UPDATE 2-Russia Gazprom Neft buys Chevron assets in Italy

* Buys plant in Bari, marketing and sales ops in Rome

* No price revealed, Gazprom Neft unit pays own cash

* May consider other deals in Europe, Asia (Adds comment from interview, changes dateline to ROME)

ROME, April 22 (Reuters) - Gazprom Neft SIBN.MM, the oil arm of state-controlled gas giant Gazprom GAZP.MM, extended Russia's push into European refining and marketing on Wednesday by buying some Italian assets from U.S. oil major Chevron.

Gazprom Neft’s lubricants unit will buy a plant in Bari, in southern Italy, which makes 36,000 tonnes of lubricants a year for cars, trucks and other industrial uses, and marketing and sales operations in Rome, the companies said.

Chevron CVX.N, the second-largest U.S. oil company, and Gazprom Neft, Russia's fifth-largest oil producer, did not reveal the price of the deal.

Alexander Trukhan, general director of Gazpromneft-Lubricants, told Reuters his company paid cash from 2008’s profits and did not have to borrow other funds.

Russian oil producers have been expanding their presence in Western Europe in recent years, in a Kremlin-backed move to extract more value from Russian crude.

Last month, Russian oil producer Surgutneftegaz SNGS.MM agreed to buy 21 percent of Hungarian oil refiner MOL MOLB.BU.

Rival LUKOIL LKOH.MM bought a 49 percent stake in ERG's ERG.MI Isab di Priolo refinery on Sicily last year and held talks to buy a large stake in Spanish oil company Repsol REP.MC, which has a large refining portfolio.

Chevron said last month it would push ahead with streamlining its lubricants product line and would exit retail markets.


Gazpromneft-Lubricants may consider acquisitions in Europe and Asia, but for now it will focus on integrating Chevron’s Italian business and refinery operations it bought in Serbia earlier this year, Trukhan said.

“In Italy we bought all that we wanted ... Now we need to focus on integration and development of our assets in Italy and Serbia,” Trukhan told Reuters in an interview in Rome.

“If there are new opportunities, we will look at them, depending on market conditions ... European and Asian markets are interesting,” Trukhan said.

He said expected production and marketing synergies between the Chevron assets and the Serbian oil refiner NIS would come from creating a full range of products -- from semi-finished to high-quality finished lubricants -- which will be sold in Italy, Russia and Serbia.

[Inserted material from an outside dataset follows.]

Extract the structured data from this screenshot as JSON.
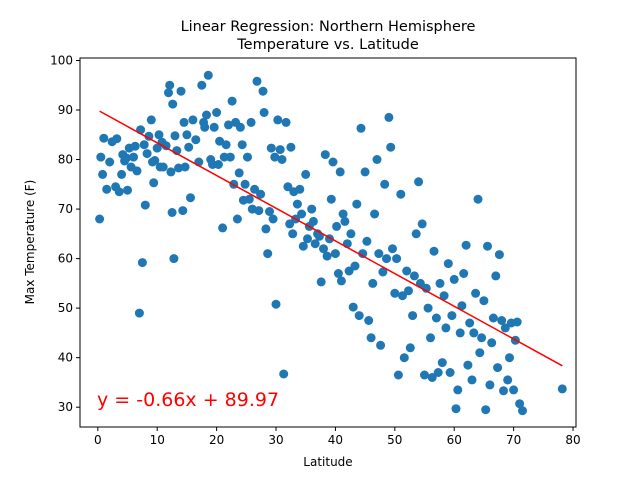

Gazpromneft-Lubricants will also get the right to use the Texaco brand in the Italian market until 2010.

Trukhan said the company may boost capacity of Bari’s plant, which currently uses just one third of its potential, if demand for its products increases.

He declined to reveal investments, which his company planned for the newly acquired Italian business, but said he aimed to present a new strategy for the Italian operations in about three months.

Russian oil companies’ push into downstream activities in Europe reflects Gazprom’s own effort to acquire gas distribution and power-generation assets across the continent.

The move has boosted fears among European politicians that Moscow will gain excessive influence over Europe’s energy supplies.